Detection and Quantification of Endogenous Cyclic DNA Adducts Derived from trans-4-Hydroxy-2-nonenal in Human Brain Tissue by Isotope Dilution Capillary Liquid Chromatography Nanoelectrospray Tandem Mass Spectrometry

Abstract

A sensitive and selective capillary liquid chromatography nanoelectrospray isotope dilution mass spectrometric method was developed to identify and quantify the endogenous cyclic DNA adducts derived from trans-4-hydroxy-2-nonenal with 2‘-deoxyguanosine (HNE-dG) in human brain tissues. Authentic and ¹³C and ¹⁵N stable isotope-labeled HNE-dG were synthesized to serve as standards.
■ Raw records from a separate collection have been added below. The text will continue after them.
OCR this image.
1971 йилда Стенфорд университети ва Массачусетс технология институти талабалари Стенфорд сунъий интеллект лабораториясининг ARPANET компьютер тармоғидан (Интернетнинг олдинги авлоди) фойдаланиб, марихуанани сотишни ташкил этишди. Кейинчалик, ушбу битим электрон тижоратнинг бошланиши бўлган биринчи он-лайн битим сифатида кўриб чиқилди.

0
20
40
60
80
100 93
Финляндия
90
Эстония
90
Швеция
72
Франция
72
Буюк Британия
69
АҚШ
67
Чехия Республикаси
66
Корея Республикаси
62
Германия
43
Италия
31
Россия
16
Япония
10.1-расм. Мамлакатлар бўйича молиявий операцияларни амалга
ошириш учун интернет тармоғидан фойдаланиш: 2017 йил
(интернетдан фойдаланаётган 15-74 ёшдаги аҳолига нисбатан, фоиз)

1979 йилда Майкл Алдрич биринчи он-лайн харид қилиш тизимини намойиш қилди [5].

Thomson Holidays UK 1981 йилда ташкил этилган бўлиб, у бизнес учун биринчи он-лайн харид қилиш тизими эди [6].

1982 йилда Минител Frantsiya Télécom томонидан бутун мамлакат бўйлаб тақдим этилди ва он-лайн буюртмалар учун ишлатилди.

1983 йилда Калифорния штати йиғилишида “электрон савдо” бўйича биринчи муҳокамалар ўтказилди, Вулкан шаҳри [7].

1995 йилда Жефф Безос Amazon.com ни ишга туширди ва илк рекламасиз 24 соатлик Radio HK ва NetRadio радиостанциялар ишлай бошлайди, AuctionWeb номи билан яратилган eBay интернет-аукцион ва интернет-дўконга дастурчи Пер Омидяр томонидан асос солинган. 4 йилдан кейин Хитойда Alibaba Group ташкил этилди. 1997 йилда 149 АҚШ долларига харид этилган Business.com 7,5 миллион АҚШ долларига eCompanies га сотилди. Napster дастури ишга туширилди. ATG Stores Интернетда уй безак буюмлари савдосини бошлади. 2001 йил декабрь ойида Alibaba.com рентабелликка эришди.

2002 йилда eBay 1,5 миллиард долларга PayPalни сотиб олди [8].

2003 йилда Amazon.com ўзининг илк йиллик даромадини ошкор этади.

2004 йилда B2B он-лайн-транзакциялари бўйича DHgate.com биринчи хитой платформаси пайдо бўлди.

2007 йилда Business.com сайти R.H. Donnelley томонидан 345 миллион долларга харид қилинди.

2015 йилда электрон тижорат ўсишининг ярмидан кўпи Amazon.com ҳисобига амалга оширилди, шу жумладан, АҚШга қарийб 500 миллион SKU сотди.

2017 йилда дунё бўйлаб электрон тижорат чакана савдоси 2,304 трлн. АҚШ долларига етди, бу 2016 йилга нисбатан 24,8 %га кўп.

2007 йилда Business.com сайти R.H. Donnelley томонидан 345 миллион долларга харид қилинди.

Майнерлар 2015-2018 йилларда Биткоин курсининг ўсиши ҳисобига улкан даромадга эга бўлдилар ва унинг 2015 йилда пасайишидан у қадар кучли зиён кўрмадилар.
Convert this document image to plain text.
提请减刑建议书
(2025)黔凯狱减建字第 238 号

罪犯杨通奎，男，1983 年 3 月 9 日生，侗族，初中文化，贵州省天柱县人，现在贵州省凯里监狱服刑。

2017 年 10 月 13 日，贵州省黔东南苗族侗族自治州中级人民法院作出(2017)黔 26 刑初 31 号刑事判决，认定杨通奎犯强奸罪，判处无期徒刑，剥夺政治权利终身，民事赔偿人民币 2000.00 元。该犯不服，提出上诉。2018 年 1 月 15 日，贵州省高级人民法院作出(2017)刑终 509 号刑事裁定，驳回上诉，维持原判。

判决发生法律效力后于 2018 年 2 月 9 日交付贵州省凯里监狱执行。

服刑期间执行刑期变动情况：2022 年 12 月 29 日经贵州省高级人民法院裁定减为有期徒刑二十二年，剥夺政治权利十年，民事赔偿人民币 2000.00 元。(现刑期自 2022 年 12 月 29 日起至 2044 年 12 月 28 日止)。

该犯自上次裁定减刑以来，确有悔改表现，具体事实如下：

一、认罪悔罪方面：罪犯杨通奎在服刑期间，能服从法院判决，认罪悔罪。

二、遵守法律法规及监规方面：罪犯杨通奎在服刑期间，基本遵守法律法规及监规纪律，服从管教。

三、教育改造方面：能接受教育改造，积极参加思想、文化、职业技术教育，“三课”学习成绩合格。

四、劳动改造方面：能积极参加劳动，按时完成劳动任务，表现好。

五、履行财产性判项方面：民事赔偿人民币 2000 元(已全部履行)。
The in vitro HNE-modified calf-thymus DNA as well as the DNA samples isolated from human brain tissues of normal and Alzheimer's disease subjects were enzymatically digested to nucleosides in vitro with the presence of internal standard (HNE-dG-¹³C₁₀, ¹⁵N₅). The enzymatic digests were cleaned up by solid phase extraction. Only 1−2 μg of DNA digests was loaded on a laboratory-constructed reversed phase capillary chromatography column, and the HNE-dG adducts were separated from intact nucleosides and quantified by a high capacity ion trap mass spectrometer in the MS/MS mode. This method was able to quantify an adduct level of approximately 40 lesions/10⁹ normal DNA nucleosides. The detected level of HNE-dG adducts in hippocampus/parahippocampal gyrus and inferior parietal regions of postmortem brains from AD subjects were 556 ± 379 and 238 ± 72 adducts per 10⁹ normal nucleosides, respectively. These results were consistent with the ³²P postlabeling results, which detected 400−600 adducts per 10⁹ normal nucleotides in the hippocampus.